Pseudorange measurements from GNSS (Global Navigation Satellite System) receivers are seriously affected by multipath in urban environments, which greatly degrades the positioning accuracy and reliability of GNSS/Inertial Navigation System (INS)/Vision integrated system. Fault Detection and Exclusion (FDE) module is essential to improve the robustness and positioning performance of the system. Recently, GNSS/INS/Vision integration via factor graph optimization (FGO) has attracted extensive attention due to its high accuracy and robustness. As measurements from multiple epochs can be used under FGO framework, it is expected that the detection capability of faulty pseudorange measurements can be improved significantly. Meanwhile, the inclusion of visual measurements could contribute to the capability of FDE of faulty GNSS measurements. In this contribution, we present a parallel GNSS FDE method via FGO, and it calculate the test statistics of each satellite based on the residuals of GNSS measurements in a sliding window. The public GVINS-dataset "urban" were used to evaluate the performance of the parallel GNSS FDE scheme in urban canyons.
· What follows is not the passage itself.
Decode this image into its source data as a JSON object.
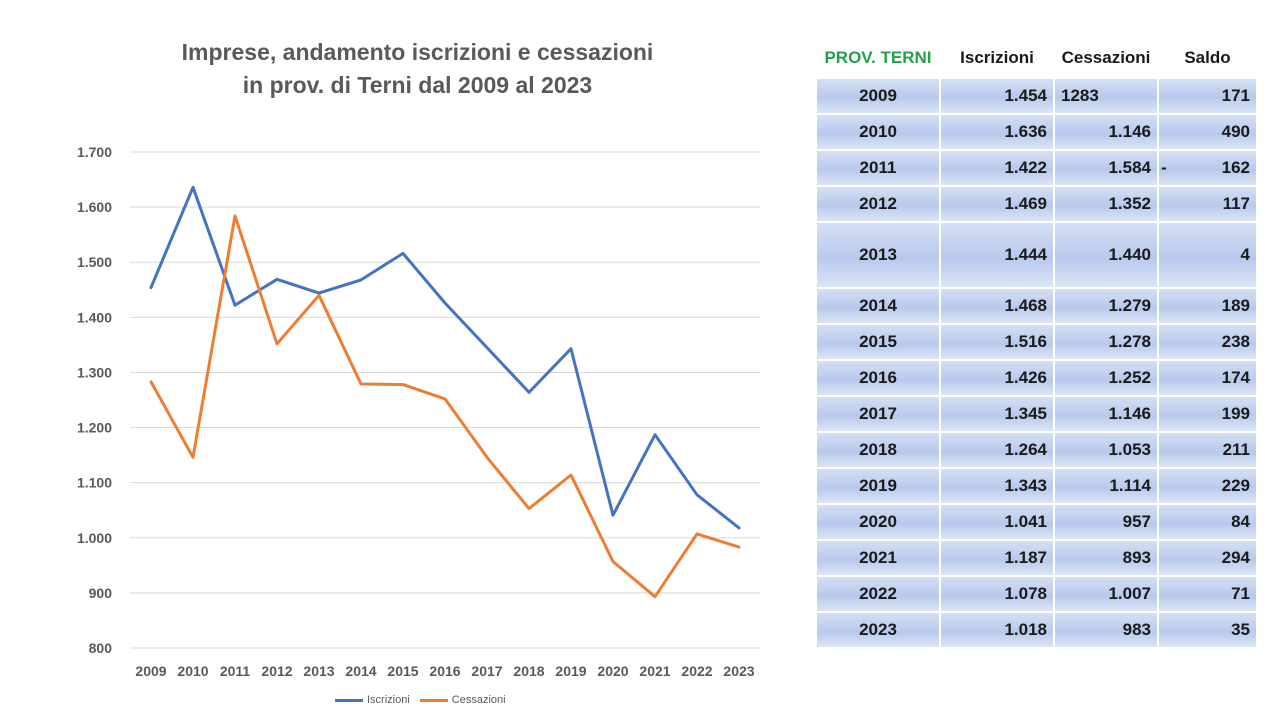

Experimental results show that compared with the GNSS/INS integration, the 2D positioning accuracy in terms of Root Mean Square Error of the parallel GNSS FDE scheme used for GNSS/INS/Vision integration is improved by 33.5% in urban complex environment. Additionally, compared with the sliding window-based FDE method, for GNSS/INS integration and GNSS/INS/Vision integration, the 2D positioning accuracy is increased by 12.1% and 11.7% respectively.